First: normally, when companies trade below the value of their assets, the market is signaling that those assets are “bad” - illiquid or overvalued. In other words, investors don’t believe they can actually be realized at their stated balance sheet value.
So does this mean bitcoin itself is overvalued, and these investors see today’s price as too high?
Second: a stock is supposed to represent a share of a company, right? If all of a company’s shares together are worth less than the bitcoin it holds, then in theory someone could just buy up the shares, gain control of the company, and get the bitcoin at a discount. A perfect arbitrage play - or is it?

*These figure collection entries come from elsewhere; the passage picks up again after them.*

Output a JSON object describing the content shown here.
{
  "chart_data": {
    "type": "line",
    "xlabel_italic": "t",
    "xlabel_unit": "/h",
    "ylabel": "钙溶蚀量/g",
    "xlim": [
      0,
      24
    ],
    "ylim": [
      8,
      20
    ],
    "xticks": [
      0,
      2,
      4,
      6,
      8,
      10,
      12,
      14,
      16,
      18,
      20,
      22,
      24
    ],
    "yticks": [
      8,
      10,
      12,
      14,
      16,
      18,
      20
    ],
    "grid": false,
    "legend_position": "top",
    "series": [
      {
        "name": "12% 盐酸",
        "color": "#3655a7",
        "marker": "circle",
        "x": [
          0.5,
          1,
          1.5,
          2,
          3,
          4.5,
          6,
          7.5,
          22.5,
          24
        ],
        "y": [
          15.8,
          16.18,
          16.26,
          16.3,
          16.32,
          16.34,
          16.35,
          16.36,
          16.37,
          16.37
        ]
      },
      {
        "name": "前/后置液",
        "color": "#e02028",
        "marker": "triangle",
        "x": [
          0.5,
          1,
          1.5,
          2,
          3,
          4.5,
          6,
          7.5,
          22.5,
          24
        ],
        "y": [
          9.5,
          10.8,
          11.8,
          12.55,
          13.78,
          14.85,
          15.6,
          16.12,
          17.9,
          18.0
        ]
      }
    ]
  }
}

The catch is that by buying the company, you don’t just get its assets - you also inherit its liabilities. If a firm has $100M in bitcoin but also $100M in debt, what’s it really worth? Not necessarily zero, since it might still generate profits. But look closely at many of the “bitcoin treasury” companies: a lot of them have basically stopped doing business, just betting everything on BTC appreciation.
That’s why their market caps end up lower than the value of the bitcoin they hold. Why buy a slice of such a company when you can simply buy bitcoin yourself? When you hold BTC directly, you control it. When the company holds it, they control it.